4. The medical imaging apparatus according to claim 3, wherein said information represents an S/N ratio of an ultrasonic image of the object in the predetermined position.

5. The medical imaging apparatus according to claim 3, wherein said predetermined position is determined according to a distance from said compression plate.

6. The medical imaging apparatus according to claim 3, wherein said predetermined position is determined according to a thickness of the object compressed by said compression plate.

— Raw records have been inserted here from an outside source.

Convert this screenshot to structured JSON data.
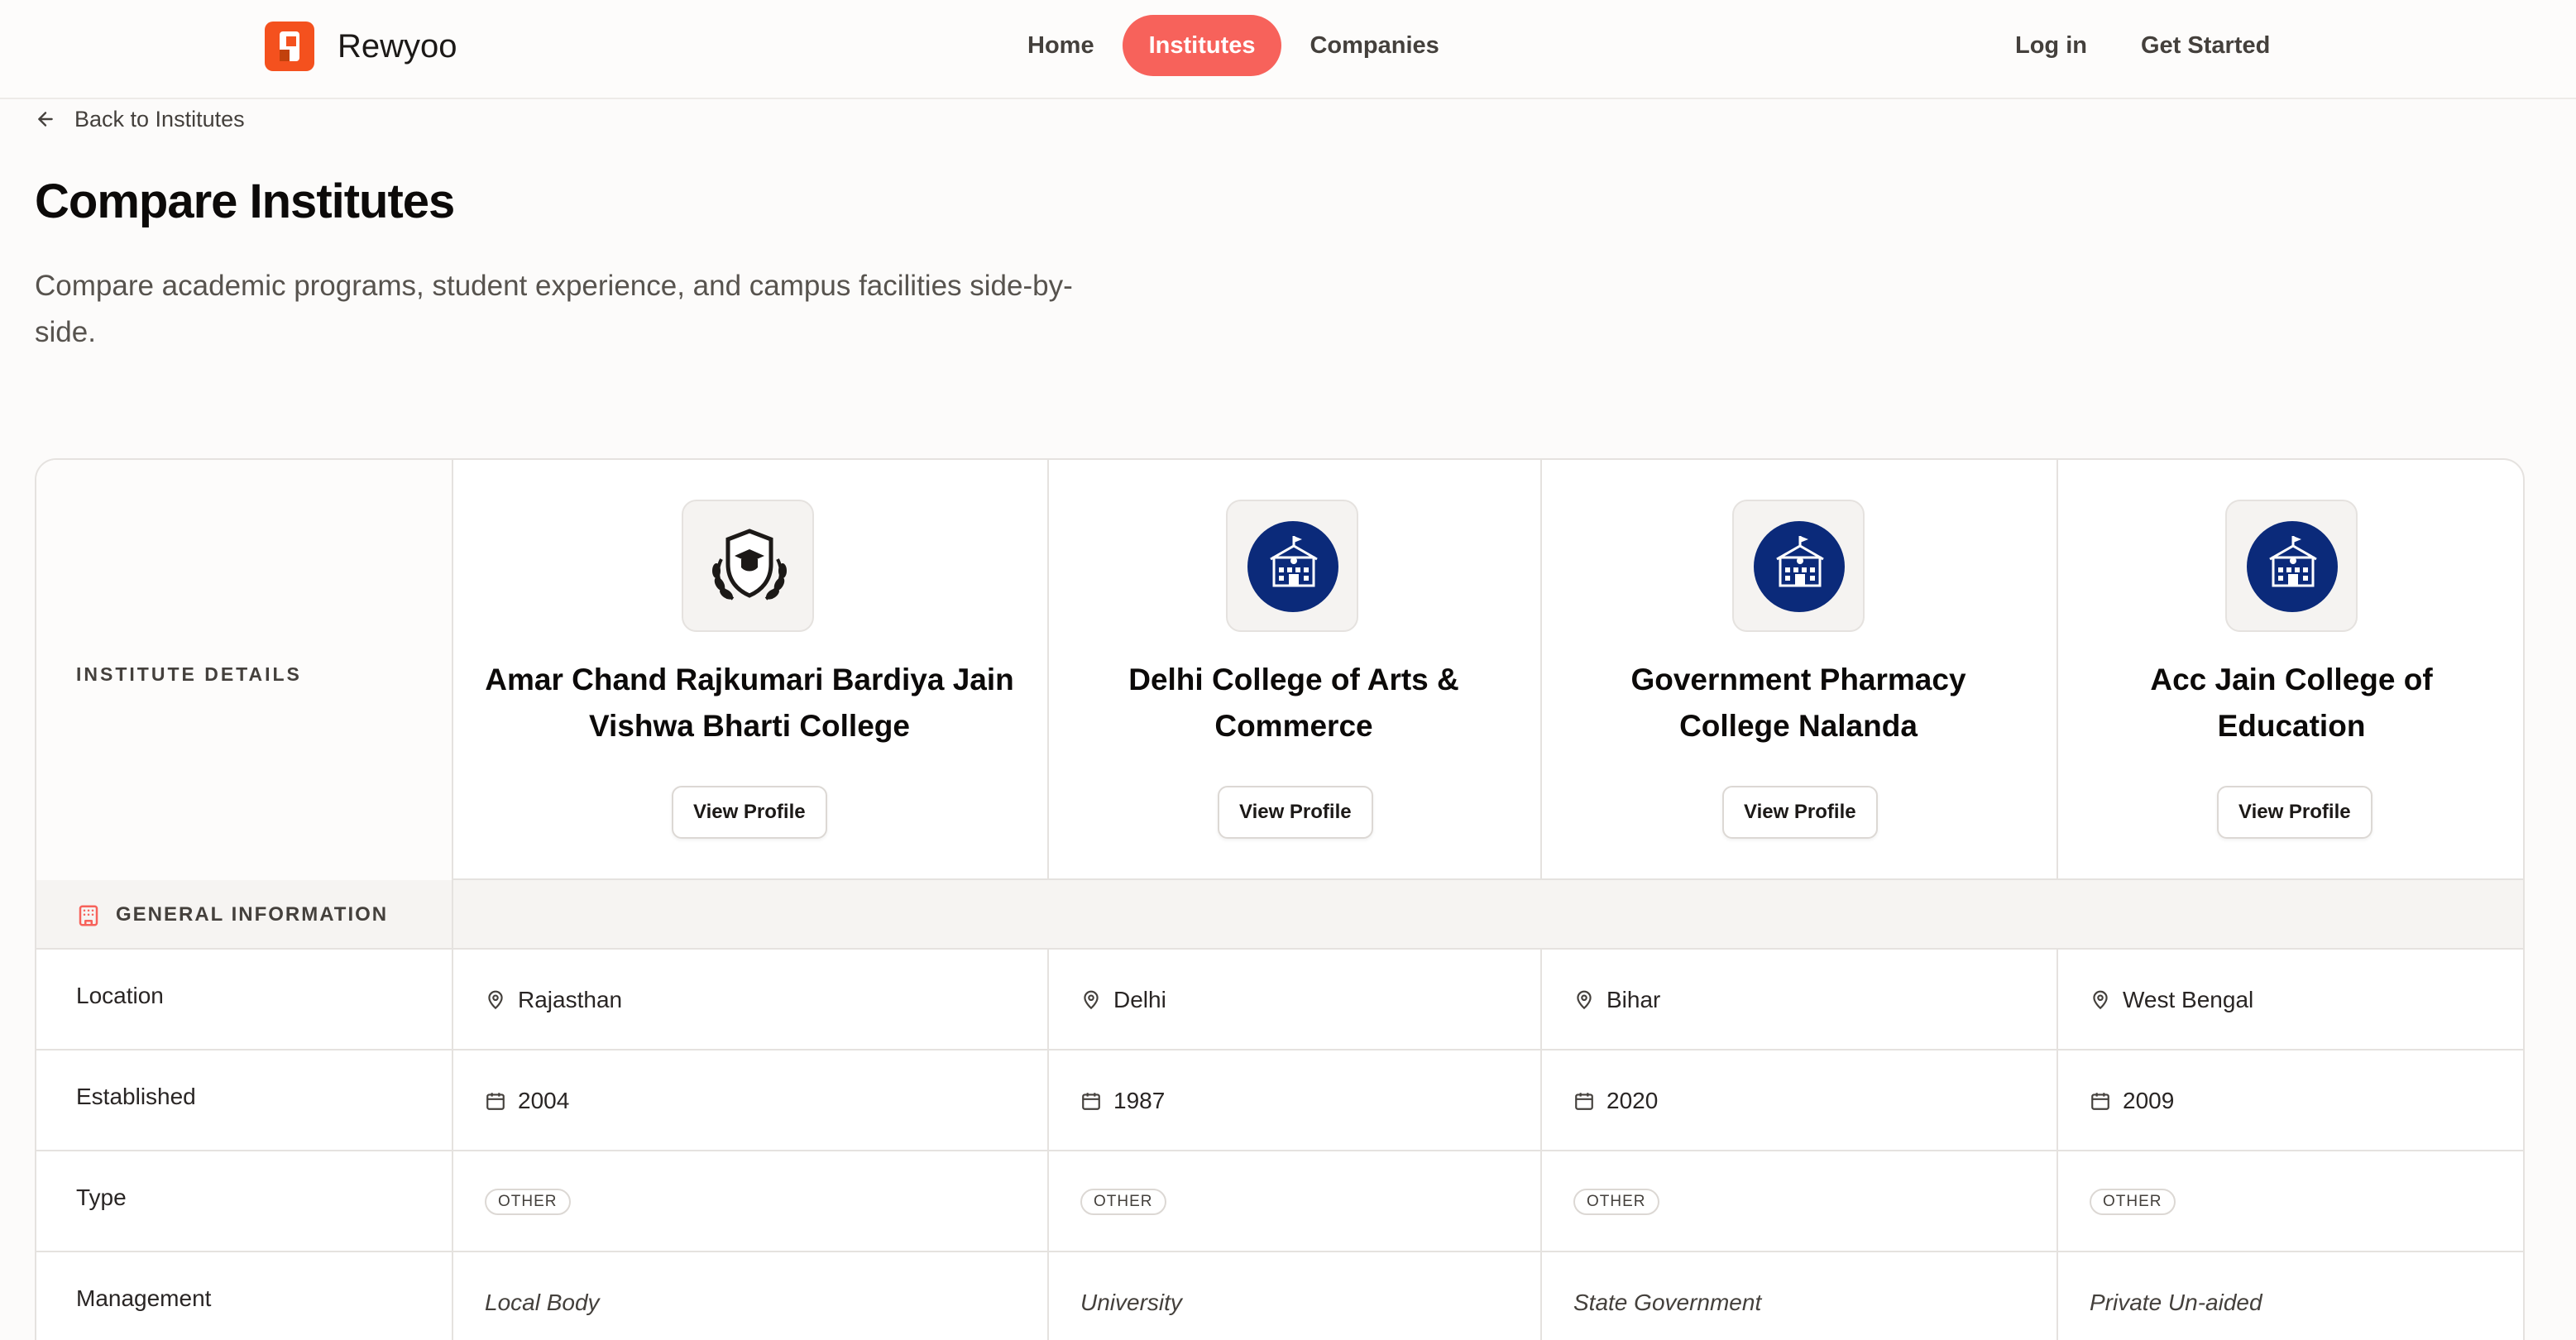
{
  "header": {
    "brand": "Rewyoo",
    "nav": [
      {
        "label": "Home",
        "active": false
      },
      {
        "label": "Institutes",
        "active": true
      },
      {
        "label": "Companies",
        "active": false
      }
    ],
    "login": "Log in",
    "get_started": "Get Started"
  },
  "back_link": "Back to Institutes",
  "title": "Compare Institutes",
  "subtitle": "Compare academic programs, student experience, and campus facilities side-by-side.",
  "table": {
    "details_header": "INSTITUTE DETAILS",
    "view_profile": "View Profile",
    "institutes": [
      {
        "name": "Amar Chand Rajkumari Bardiya Jain Vishwa Bharti College",
        "logo": "shield-laurel-icon",
        "location": "Rajasthan",
        "established": "2004",
        "type": "OTHER",
        "management": "Local Body"
      },
      {
        "name": "Delhi College of Arts & Commerce",
        "logo": "college-building-icon",
        "location": "Delhi",
        "established": "1987",
        "type": "OTHER",
        "management": "University"
      },
      {
        "name": "Government Pharmacy College Nalanda",
        "logo": "college-building-icon",
        "location": "Bihar",
        "established": "2020",
        "type": "OTHER",
        "management": "State Government"
      },
      {
        "name": "Acc Jain College of Education",
        "logo": "college-building-icon",
        "location": "West Bengal",
        "established": "2009",
        "type": "OTHER",
        "management": "Private Un-aided"
      }
    ],
    "section_general": "GENERAL INFORMATION",
    "rows": {
      "location": "Location",
      "established": "Established",
      "type": "Type",
      "management": "Management"
    }
  },
  "colors": {
    "accent": "#f7625b",
    "brand_orange": "#f4511e",
    "logo_navy": "#0b2a7a"
  }
}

7. A medical imaging apparatus comprising:

an imaging stage on which an object to be inspected is mounted;

a compression plate having a first surface for compressing the object and a second surface opposed to the first surface, said compression plate compressing the object between said imaging stage and itself;

an ultrasonic probe provided to maintain acoustic connection with the second surface of said compression plate, for transmitting ultrasonic waves according to drive signals and receiving ultrasonic echoes generated when the transmitted ultrasonic waves are reflected by the object to output reception signals;

ultrasonic imaging means for supplying the drive signals to said ultrasonic probe and generating image data based on the reception signals outputted from said ultrasonic probe;

an ultrasonic detector provided in a position facing the first surface of said compression plate in said imaging stage, for detecting ultrasonic waves transmitted from said ultrasonic probe and passing through the object; and

control means for controlling said ultrasonic imaging means according to a detection result of said ultrasonic detector to adjust levels of the drive signals to be supplied to said ultrasonic probe.

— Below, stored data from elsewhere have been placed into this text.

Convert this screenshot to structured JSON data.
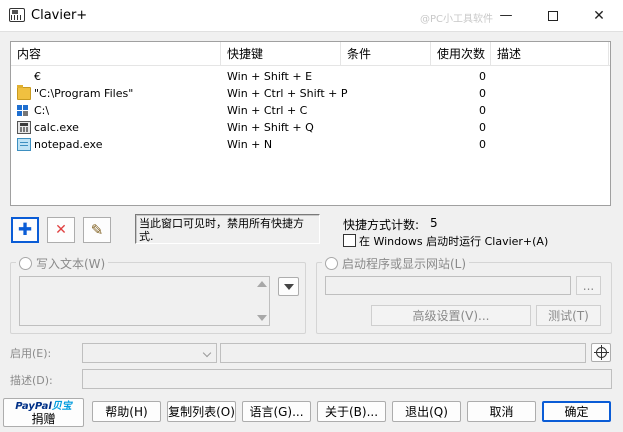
{
  "window": {
    "title": "Clavier+",
    "watermark": "@PC小工具软件",
    "minimize_glyph": "—",
    "maximize_glyph": "☐",
    "close_glyph": "✕"
  },
  "list": {
    "columns": [
      "内容",
      "快捷键",
      "条件",
      "使用次数",
      "描述"
    ],
    "rows": [
      {
        "icon": "euro-text",
        "content": "€",
        "shortcut": "Win + Shift + E",
        "condition": "",
        "count": "0",
        "description": ""
      },
      {
        "icon": "folder-icon",
        "content": "\"C:\\Program Files\"",
        "shortcut": "Win + Ctrl + Shift + P",
        "condition": "",
        "count": "0",
        "description": ""
      },
      {
        "icon": "drive-icon",
        "content": "C:\\",
        "shortcut": "Win + Ctrl + C",
        "condition": "",
        "count": "0",
        "description": ""
      },
      {
        "icon": "calculator-icon",
        "content": "calc.exe",
        "shortcut": "Win + Shift + Q",
        "condition": "",
        "count": "0",
        "description": ""
      },
      {
        "icon": "notepad-icon",
        "content": "notepad.exe",
        "shortcut": "Win + N",
        "condition": "",
        "count": "0",
        "description": ""
      }
    ]
  },
  "toolbar": {
    "add_glyph": "✚",
    "delete_glyph": "✕",
    "edit_glyph": "✎"
  },
  "note": "当此窗口可见时，禁用所有快捷方式.",
  "stats": {
    "count_label": "快捷方式计数:",
    "count_value": "5",
    "startup_label": "在 Windows 启动时运行 Clavier+(A)",
    "startup_checked": false
  },
  "write_text": {
    "label": "写入文本(W)",
    "selected": false,
    "value": ""
  },
  "launch": {
    "label": "启动程序或显示网站(L)",
    "selected": false,
    "value": "",
    "browse_label": "...",
    "advanced_label": "高级设置(V)...",
    "test_label": "测试(T)"
  },
  "enable": {
    "label": "启用(E):",
    "select_value": "",
    "text_value": ""
  },
  "description": {
    "label": "描述(D):",
    "value": ""
  },
  "paypal": {
    "brand": "PayPal",
    "brand_cn": "贝宝",
    "donate_label": "捐赠"
  },
  "buttons": {
    "help": "帮助(H)",
    "copy_list": "复制列表(O)",
    "language": "语言(G)...",
    "about": "关于(B)...",
    "exit": "退出(Q)",
    "cancel": "取消",
    "ok": "确定"
  },
  "colors": {
    "accent": "#0a5cd6",
    "delete_red": "#e04040",
    "paypal_dark": "#003087",
    "paypal_light": "#009cde"
  }
}
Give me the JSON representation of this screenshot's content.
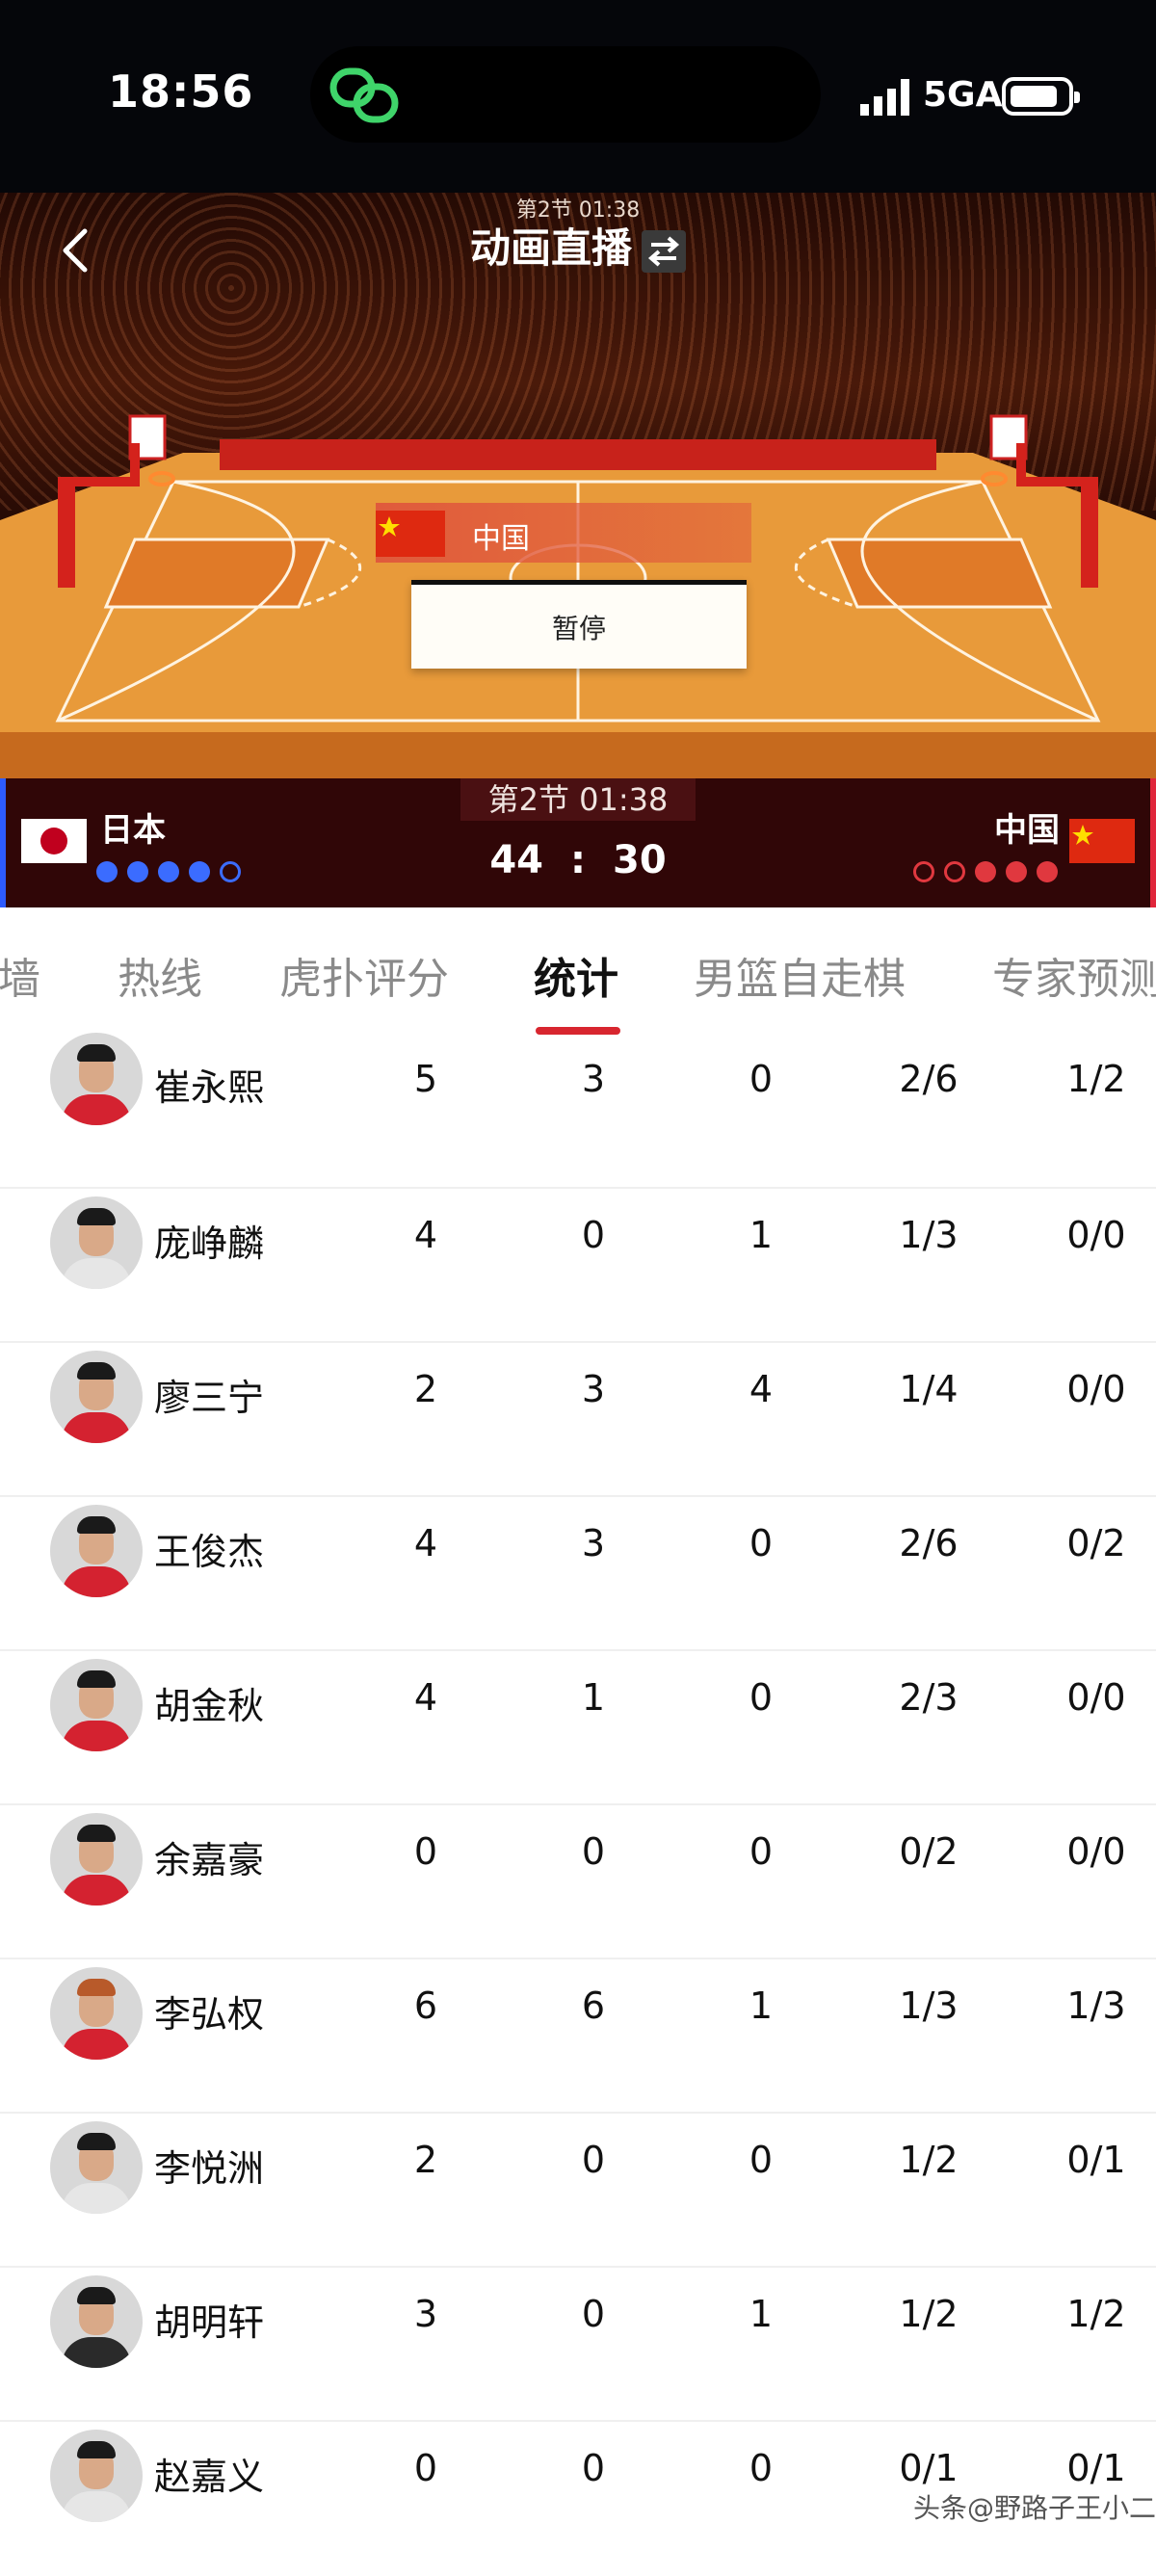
{
  "status_bar": {
    "time": "18:56",
    "network": "5GA"
  },
  "header": {
    "period_small": "第2节 01:38",
    "title": "动画直播",
    "icons": {
      "back": "back-chevron-icon",
      "swap": "swap-arrows-icon"
    }
  },
  "court": {
    "possession_team": "中国",
    "pause_label": "暂停"
  },
  "scoreboard": {
    "period": "第2节 01:38",
    "left_team": "日本",
    "right_team": "中国",
    "left_score": "44",
    "separator": ":",
    "right_score": "30",
    "colors": {
      "left": "#3b6cff",
      "right": "#e0383f",
      "bar": "#300607"
    }
  },
  "tabs": [
    {
      "label": "墙"
    },
    {
      "label": "热线"
    },
    {
      "label": "虎扑评分"
    },
    {
      "label": "统计"
    },
    {
      "label": "男篮自走棋"
    },
    {
      "label": "专家预测"
    }
  ],
  "players": [
    {
      "name": "崔永熙",
      "stats": [
        "5",
        "3",
        "0",
        "2/6",
        "1/2"
      ]
    },
    {
      "name": "庞峥麟",
      "stats": [
        "4",
        "0",
        "1",
        "1/3",
        "0/0"
      ]
    },
    {
      "name": "廖三宁",
      "stats": [
        "2",
        "3",
        "4",
        "1/4",
        "0/0"
      ]
    },
    {
      "name": "王俊杰",
      "stats": [
        "4",
        "3",
        "0",
        "2/6",
        "0/2"
      ]
    },
    {
      "name": "胡金秋",
      "stats": [
        "4",
        "1",
        "0",
        "2/3",
        "0/0"
      ]
    },
    {
      "name": "余嘉豪",
      "stats": [
        "0",
        "0",
        "0",
        "0/2",
        "0/0"
      ]
    },
    {
      "name": "李弘权",
      "stats": [
        "6",
        "6",
        "1",
        "1/3",
        "1/3"
      ]
    },
    {
      "name": "李悦洲",
      "stats": [
        "2",
        "0",
        "0",
        "1/2",
        "0/1"
      ]
    },
    {
      "name": "胡明轩",
      "stats": [
        "3",
        "0",
        "1",
        "1/2",
        "1/2"
      ]
    },
    {
      "name": "赵嘉义",
      "stats": [
        "0",
        "0",
        "0",
        "0/1",
        "0/1"
      ]
    }
  ],
  "watermark": "头条@野路子王小二"
}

8. A medical imaging apparatus comprising:

an imaging stage on which an object to be inspected is mounted;

a compression plate having a first surface for compressing the object and a second surface opposed to the first surface, said compression plate compressing the object between said imaging stage and itself;

an ultrasonic probe provided to maintain acoustic connection with the second surface of said compression plate, for transmitting ultrasonic waves according to drive signals and receiving ultrasonic echoes generated when the transmitted ultrasonic waves are reflected by the object to output reception signals;

ultrasonic imaging means for supplying the drive signals to said ultrasonic probe and generating image data based on the reception signals outputted from said ultrasonic probe;

an ultrasonic detector provided to maintain acoustic connection with said compression plate, for detecting ultrasonic waves transmitted from said ultrasonic probe and propagating in said compression plate; and

control means for controlling said ultrasonic imaging means according to a detection result of said ultrasonic detector to adjust levels of the drive signals to be supplied to said ultrasonic probe.